Interactive Text2Pickup Network for Natural Language based Human-Robot Collaboration
This addresses the challenge of human-robot collaboration in handling vague instructions, though it appears incremental as it builds on existing methods for interaction and object estimation.
The paper tackles the problem of robots picking up objects based on ambiguous human language commands by proposing an Interactive Text2Pickup network that generates questions to resolve ambiguity, resulting in a 98.49% accuracy for unambiguous commands and a 1.94 times increase in accuracy for ambiguous commands after interaction.

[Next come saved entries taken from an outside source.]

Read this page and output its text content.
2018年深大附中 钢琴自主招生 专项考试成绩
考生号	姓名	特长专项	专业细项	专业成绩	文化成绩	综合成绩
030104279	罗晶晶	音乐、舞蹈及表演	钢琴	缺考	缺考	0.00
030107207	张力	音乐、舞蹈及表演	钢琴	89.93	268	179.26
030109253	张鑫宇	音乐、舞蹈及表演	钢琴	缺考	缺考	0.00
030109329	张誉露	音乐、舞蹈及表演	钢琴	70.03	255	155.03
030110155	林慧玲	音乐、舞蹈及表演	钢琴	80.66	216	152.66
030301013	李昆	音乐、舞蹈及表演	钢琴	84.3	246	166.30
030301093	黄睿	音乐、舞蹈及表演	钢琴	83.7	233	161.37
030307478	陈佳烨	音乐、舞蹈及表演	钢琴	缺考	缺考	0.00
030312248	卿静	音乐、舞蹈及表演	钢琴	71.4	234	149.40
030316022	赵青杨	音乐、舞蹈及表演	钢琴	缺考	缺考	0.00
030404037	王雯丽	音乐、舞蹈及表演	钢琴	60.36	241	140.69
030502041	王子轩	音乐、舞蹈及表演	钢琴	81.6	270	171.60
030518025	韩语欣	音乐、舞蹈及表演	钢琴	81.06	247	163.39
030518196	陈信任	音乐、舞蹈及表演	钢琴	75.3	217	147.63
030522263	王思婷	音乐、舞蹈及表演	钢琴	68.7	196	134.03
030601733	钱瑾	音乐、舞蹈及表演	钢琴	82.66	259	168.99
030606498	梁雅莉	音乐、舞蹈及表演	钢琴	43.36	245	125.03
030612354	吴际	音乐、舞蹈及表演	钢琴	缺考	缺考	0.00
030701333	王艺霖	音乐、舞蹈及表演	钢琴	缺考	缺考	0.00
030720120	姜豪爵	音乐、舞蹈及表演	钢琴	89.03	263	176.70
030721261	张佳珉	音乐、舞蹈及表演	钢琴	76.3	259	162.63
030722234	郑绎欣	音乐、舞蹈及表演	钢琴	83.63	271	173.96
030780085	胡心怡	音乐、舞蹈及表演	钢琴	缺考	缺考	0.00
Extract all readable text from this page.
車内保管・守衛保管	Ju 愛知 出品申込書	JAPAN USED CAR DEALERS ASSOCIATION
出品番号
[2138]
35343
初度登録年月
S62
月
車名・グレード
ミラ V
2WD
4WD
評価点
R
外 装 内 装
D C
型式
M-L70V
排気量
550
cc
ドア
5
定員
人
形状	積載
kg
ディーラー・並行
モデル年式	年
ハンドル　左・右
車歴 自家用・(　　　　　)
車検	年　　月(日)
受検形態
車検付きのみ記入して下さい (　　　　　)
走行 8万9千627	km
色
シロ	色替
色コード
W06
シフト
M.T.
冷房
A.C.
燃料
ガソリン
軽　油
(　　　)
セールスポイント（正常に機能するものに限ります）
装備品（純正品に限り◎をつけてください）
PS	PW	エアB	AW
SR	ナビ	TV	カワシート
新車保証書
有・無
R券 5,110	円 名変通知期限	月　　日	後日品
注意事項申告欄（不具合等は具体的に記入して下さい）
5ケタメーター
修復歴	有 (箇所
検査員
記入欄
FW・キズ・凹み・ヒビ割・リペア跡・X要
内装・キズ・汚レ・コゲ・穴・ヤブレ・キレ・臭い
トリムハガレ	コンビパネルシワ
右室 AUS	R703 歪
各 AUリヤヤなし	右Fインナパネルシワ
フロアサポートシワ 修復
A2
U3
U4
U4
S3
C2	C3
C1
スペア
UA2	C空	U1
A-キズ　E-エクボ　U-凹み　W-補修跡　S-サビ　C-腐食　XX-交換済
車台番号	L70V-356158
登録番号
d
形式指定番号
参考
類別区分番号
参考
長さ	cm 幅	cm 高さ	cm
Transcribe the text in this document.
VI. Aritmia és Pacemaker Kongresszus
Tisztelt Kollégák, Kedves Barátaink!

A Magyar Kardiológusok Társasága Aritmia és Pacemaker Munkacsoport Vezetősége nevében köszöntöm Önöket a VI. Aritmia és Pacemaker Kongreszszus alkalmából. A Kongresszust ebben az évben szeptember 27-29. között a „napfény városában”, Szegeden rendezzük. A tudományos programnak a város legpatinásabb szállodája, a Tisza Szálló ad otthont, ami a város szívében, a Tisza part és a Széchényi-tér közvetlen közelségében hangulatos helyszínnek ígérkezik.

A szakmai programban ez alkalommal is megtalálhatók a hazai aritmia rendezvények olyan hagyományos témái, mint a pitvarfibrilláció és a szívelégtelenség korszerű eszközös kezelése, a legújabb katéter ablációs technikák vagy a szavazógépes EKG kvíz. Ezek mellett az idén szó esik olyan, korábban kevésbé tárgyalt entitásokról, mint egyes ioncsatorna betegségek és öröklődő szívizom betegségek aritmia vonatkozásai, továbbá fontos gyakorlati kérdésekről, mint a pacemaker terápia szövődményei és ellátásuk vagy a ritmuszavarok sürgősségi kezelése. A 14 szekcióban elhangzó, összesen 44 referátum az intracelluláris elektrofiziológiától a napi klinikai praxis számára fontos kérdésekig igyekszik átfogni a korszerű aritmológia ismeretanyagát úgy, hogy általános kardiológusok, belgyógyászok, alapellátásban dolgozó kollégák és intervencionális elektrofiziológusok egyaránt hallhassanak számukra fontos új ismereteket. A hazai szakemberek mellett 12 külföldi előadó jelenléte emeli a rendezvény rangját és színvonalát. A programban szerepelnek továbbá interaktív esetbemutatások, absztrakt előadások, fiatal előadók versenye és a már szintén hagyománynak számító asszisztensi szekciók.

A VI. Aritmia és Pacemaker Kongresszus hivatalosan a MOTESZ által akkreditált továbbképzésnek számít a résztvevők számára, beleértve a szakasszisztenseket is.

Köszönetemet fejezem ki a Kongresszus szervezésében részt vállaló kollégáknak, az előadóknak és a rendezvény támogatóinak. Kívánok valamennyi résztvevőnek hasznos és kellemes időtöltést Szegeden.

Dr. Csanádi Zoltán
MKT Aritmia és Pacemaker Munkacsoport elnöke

In this paper, we propose the Interactive Text2Pickup (IT2P) network for human-robot collaboration which enables an effective interaction with a human user despite the ambiguity in user's commands. We focus on the task where a robot is expected to pick up an object instructed by a human, and to interact with the human when the given instruction is vague. The proposed network understands the command from the human user and estimates the position of the desired object first. To handle the inherent ambiguity in human language commands, a suitable question which can resolve the ambiguity is generated. The user's answer to the question is combined with the initial command and given back to the network, resulting in more accurate estimation. The experiment results show that given unambiguous commands, the proposed method can estimate the position of the requested object with an accuracy of 98.49% based on our test dataset. Given ambiguous language commands, we show that the accuracy of the pick up task increases by 1.94 times after incorporating the information obtained from the interaction.